Arma Silveti la escandalera

Traza Diego faena de altos vuelos malograda con la toledana

El triunfador, su hermano Juan, quien corta su primera oreja de novillero

QUERÉTARO.- Una noche preciosa de excelente clima fue el marco en el que se dio la corrida mixta charro taurina en la Plaza Santa María de Querétaro. Ante casi tres cuartos de entrada, el festejo se engalanó con el acompañamiento de un extraordinario grupo de mariachis, que sonaron entonadísimos pasodobles.

Se lidiaron toros de Los Encinos, ganadería propiedad del escrupuloso criador Eduardo Martínez Urquidi, quien envió toros de buena presencia y de buen juego en términos generales. Sobresalieron los jugados en tercero, cuarto quinto y sexto lugares.
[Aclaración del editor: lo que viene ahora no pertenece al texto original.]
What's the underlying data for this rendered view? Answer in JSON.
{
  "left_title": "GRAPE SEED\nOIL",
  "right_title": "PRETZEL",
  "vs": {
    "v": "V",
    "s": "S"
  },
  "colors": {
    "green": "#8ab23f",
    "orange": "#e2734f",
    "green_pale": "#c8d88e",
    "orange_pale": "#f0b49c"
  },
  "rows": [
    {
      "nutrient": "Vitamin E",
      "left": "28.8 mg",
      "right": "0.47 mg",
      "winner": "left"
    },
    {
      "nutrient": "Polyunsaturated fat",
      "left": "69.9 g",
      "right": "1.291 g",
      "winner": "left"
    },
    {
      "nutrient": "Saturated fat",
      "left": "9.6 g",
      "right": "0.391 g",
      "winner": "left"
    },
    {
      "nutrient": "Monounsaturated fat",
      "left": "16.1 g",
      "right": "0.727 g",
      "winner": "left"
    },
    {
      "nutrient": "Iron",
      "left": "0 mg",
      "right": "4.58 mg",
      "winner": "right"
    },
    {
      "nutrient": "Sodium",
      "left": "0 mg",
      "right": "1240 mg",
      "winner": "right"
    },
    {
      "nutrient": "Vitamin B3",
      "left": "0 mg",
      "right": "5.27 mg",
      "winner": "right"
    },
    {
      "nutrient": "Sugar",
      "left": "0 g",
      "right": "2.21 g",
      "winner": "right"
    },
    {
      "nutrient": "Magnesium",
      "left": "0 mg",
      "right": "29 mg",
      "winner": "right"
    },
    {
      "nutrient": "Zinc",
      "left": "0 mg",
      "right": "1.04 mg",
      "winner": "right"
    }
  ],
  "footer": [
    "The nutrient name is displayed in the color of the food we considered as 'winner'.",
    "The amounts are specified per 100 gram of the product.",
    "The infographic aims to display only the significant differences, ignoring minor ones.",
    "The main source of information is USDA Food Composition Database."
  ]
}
Estos dos últimos, de nota mayor.

El rejoneador navarro Pablo Hermoso de Mendoza firmó dos actuaciones de altos vuelos que malogró con los aceros por lo que todo quedó en fuertes palmas.

A pie, el diestro Diego  Silveti lidió en primer lugar un toro que fue de más a menos y que al final del muletazo concluía con la cara arriba. Palmas.

Lo mejor llegó con su segundo, burel con el que armó la escandalera. El burel de inicio saltó al callejón y maltrató a un fotógrafo que afortunadamente sólo sufrió la paliza, porque pudo ser peor.

Desde con el capote, Diego dejó ver sus intenciones. Cuajó verónicas de mucho temple y gran transmisión. Se echó el capote a la espalda y puso al público al filo de la butaca.

Con la muleta ligó dos péndulos sin moverse. Toreó por ambos lados con temple y gusto en tandas muy bien rematadas con pases de pecho y desdenes.

La faena, a más, y el público totalmente entregado. Rubricó su labor con bernardinas. Tras estocada entera y dos golpes de descabello tuvo nutrida petición de oreja que el juez no otorgó. Dio triunfal vuelta al ruedo.

El rejoneador de novillos Guillermo Hermoso de Mendoza toreó bien pero  mató mal. Palmas en su lote.

El novillero Juan Silveti fue el triunfador de la velada. Firmó su mejor actuación desde su debut profesional. Con el capote sobresalió un quite de gaoneras muy personal.

El de Los Encinos tuvo un muy buen lado derecho, que Juan supo aprovechar. Se gustó y se relajó en tandas templadas y lentas. Cerró con lasernistas y remató su labor con un espadazo entero fulminante para cortar la primera oreja de su carrera.